Sigfrido Ranucci non ha bisogno di presentazioni. Le sue inchieste hanno rappresentato un esempio quasi unico nel giornalismo italiano, per qualità, continuità e anche coraggio. Da poco uscito per Bompiani Overlook, il suo libro La Scelta racconta il suo cammino degli ultimi vent’anni, con una selezione di alcune inchieste fondamentali di cui svela i retroscena. Lo abbiamo incontrato nell’ambito del festival San Miniato dei Lettori, all’interno della rassegna La Città dei Lettori, lo scorso 26 maggio.
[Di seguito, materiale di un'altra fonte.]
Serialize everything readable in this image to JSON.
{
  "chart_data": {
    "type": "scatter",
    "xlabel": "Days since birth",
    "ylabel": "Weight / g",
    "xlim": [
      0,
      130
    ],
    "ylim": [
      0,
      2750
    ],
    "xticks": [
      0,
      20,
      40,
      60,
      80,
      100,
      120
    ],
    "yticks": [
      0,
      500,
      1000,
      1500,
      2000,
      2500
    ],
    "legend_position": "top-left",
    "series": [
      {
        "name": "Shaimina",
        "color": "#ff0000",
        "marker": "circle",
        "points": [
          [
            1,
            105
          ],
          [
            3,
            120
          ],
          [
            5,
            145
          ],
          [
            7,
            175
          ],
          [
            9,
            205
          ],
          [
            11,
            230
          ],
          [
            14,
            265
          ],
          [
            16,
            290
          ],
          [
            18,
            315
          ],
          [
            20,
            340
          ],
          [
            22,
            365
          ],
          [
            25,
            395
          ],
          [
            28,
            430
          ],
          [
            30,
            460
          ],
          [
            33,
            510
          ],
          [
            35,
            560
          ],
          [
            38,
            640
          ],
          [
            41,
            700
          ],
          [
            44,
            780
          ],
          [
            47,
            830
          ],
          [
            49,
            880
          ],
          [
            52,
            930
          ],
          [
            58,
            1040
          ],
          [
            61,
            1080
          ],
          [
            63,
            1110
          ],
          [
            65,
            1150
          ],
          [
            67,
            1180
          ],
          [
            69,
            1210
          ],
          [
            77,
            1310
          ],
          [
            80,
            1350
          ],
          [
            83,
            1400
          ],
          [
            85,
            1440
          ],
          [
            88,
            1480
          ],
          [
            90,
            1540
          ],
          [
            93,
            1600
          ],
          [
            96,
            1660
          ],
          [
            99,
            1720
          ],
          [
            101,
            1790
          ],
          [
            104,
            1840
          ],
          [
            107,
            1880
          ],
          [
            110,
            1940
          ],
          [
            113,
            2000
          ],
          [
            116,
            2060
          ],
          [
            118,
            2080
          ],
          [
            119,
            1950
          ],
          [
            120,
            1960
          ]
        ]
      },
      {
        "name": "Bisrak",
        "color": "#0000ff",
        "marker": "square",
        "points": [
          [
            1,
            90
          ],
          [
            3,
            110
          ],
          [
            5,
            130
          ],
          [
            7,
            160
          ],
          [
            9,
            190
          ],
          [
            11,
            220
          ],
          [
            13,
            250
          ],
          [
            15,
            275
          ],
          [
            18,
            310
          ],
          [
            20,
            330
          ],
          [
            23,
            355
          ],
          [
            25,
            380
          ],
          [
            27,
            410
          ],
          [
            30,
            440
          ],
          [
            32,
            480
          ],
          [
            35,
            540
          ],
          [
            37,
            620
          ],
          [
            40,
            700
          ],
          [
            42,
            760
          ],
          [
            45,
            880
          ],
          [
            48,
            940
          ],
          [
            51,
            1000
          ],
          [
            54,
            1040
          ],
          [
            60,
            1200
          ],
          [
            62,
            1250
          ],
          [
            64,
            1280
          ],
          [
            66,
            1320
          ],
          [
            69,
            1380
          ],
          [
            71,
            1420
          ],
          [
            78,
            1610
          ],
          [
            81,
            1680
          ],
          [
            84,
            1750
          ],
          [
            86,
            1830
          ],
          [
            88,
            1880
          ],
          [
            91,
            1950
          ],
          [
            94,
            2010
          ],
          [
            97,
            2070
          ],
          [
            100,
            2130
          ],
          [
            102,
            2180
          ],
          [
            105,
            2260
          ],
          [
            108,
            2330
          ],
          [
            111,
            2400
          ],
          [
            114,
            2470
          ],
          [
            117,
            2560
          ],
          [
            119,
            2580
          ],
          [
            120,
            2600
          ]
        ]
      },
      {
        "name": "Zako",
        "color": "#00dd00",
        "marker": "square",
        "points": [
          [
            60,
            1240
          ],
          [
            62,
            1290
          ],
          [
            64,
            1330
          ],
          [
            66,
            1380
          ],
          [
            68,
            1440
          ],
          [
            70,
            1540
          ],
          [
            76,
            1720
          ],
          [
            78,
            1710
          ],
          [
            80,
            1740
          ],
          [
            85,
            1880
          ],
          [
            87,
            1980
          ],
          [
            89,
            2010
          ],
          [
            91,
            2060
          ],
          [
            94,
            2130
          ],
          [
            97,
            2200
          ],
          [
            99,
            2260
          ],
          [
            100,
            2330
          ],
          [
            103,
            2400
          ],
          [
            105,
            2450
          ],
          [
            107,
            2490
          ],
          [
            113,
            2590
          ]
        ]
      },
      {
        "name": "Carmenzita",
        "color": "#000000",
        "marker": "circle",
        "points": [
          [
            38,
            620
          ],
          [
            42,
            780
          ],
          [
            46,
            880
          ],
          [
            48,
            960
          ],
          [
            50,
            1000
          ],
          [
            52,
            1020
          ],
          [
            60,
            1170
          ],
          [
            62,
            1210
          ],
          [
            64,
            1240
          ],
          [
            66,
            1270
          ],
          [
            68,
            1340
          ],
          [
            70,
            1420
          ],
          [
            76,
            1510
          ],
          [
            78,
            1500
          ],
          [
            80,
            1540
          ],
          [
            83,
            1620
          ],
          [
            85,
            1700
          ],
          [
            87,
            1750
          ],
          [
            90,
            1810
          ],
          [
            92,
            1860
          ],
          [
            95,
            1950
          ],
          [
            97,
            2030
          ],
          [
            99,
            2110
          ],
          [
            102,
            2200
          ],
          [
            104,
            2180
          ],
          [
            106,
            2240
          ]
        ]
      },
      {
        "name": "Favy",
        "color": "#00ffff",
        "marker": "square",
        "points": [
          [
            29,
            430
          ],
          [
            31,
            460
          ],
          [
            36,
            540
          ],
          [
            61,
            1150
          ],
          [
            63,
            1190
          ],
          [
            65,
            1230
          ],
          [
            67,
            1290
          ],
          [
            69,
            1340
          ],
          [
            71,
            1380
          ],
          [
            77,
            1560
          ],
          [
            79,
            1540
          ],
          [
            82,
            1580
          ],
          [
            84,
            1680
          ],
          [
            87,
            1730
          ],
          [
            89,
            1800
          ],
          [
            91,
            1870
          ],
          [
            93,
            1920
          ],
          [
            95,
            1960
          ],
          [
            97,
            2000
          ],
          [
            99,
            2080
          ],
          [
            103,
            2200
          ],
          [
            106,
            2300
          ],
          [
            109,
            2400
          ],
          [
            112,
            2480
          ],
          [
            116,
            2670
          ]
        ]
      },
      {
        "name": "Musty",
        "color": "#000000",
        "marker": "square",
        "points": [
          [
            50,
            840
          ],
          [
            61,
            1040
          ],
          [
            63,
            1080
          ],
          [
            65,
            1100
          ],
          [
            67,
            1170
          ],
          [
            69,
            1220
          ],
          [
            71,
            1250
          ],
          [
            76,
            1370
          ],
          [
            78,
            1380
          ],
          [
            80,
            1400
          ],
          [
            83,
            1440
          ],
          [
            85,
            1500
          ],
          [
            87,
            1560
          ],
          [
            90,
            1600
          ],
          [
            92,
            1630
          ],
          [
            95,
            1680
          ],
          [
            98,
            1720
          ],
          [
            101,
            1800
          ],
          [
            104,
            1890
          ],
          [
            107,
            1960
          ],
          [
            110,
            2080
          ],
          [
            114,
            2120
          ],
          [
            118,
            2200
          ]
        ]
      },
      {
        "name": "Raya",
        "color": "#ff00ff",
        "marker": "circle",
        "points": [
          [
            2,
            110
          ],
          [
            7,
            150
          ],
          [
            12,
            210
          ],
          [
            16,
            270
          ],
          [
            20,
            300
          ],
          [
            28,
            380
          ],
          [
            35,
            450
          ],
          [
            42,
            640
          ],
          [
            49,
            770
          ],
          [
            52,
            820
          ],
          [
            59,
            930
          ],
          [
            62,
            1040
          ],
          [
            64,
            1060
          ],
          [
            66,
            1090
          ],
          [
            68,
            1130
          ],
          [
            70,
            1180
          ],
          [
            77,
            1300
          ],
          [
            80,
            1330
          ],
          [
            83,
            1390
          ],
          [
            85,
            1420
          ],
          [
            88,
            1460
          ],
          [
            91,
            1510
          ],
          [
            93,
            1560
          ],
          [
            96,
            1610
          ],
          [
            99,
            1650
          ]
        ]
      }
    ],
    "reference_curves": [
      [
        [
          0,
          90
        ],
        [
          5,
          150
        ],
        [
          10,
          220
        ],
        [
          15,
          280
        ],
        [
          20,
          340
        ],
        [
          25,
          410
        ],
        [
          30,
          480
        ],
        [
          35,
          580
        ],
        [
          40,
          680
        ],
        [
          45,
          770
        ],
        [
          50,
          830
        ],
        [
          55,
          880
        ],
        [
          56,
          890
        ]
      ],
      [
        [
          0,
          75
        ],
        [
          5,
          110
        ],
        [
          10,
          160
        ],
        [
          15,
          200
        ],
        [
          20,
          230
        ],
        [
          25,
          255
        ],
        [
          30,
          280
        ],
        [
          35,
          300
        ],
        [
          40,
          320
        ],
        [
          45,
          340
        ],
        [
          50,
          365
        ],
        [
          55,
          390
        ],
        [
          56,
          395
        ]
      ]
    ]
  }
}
Ne abbiamo approfittato per chiedergli del suo lavoro, del suo libro, ma soprattutto per capire quali siano gli insegnamenti per chi oggi fa o vorrebbe fare giornalismo d’inchiesta in Italia.
Molti leader politici prendono di mira privati cittadini che esprimono dissenso come fossero esponenti dell’opposizione: come siamo messi? E come è considerato il giornalismo in Italia?
«Siamo messi male. Viviamo in un contesto globale in cui i giornalisti sono fra le prime vittime dei conflitti in corso, da ogni parte. Molte testate e molte emittenti vengono fatte chiudere o messe sotto silenzio. In Italia i giornalisti sono sotto attacco costante della politica. Non si contano quasi più le querele dei politici italiani verso Report (le elenca, ndr). Questo da un lato dimostra la capacità del giornalismo, in particolare il nostro, di toccare corde sensibili del potere, incoraggiandoci quindi nell’andare avanti, dall’altro mette in luce il progressivo tentativo di delegittimazione e disinformazione».
Questo volume si intitola La scelta. Quale? Verso chi? Quali responsabilità e quali conseguenze?
«La vita (e le carriere) di tante donne e tanti uomini sono determinate dalle scelte che fanno. Ma anche da quelle che non fanno. E poi anche le scelte che non contempliamo, cioè quelle delle persone che sono vicino a noi e che ci influenzano, sia in positivo che in negativo. Questo mestiere è un esercizio di grande resilienza, che perciò riesce a trasformare un errore in insegnamento. Fare un’inchiesta significa dare paternità a una notizia, aiutare a comprenderla meglio, darle memoria. Danno coraggio a chi le fa come a chi le ascolta. Nella storia dell’umanità le inchieste hanno avuto un’importanza determinante».
Tanti sono i maestri, come Roberto Morrione, Milena Gabanelli, ma non solo. Ciascun capitolo, che corrisponde a un’inchiesta, ha almeno una figura che le ha insegnato qualcosa.
«Certo, ci sono colleghi, come Morrione, che considero il mio vero maestro, o come la Gabanelli, che con il loro esempio, la loro visione e la loro abnegazione dimostrano come l’unico vero datore di lavoro sia il pubblico dei lettori o degli ascoltatori. E soprattutto dimostrano che dal basso possono nascere inchieste che intaccano interessi enormi, ai vertici del sistema mondiale. Poi ci sono tante persone che, nel modo meno aspettato, ti danno esattamente ciò che ti serve. C’è chi ti è vicino nei momenti difficili, chi ti dà l’imbeccata giusta quando ti sembrava di essere a un punto morto».
Tra le inchieste raccontate in La scelta ci sono quelle fatte a due toscani: Verdini e Renzi. Senza fare spoiler, queste come altre tra quelle raccontate sembrano quasi dei film dei fratelli Coen.
«Entrambe abbracciano un lasso di tempo piuttosto lungo e riaffiorano una volta che sembravano definitivamente chiuse, si arricchiscono di elementi e personaggi che effettivamente sembrano usciti da un film. Per entrambe ho rischiato molto ma anche in questo caso ci sono state persone che lungo il percorso, proprio come angeli custodi, mi hanno aiutato facendosi trovare nel posto giusto al momento giusto, sparendo dalla mia vita una volta fatto il loro lavoro. Credo che dipenda dal fatto che mio padre fosse un finanziere con un senso dello stato e della cosa pubblica inscalfibile, ma ancora oggi mi scandalizzo di come spesso certi atteggiamenti del potere e certe sue concessioni possano sembrare normali e di come avvengano nella più totale accondiscendenza.»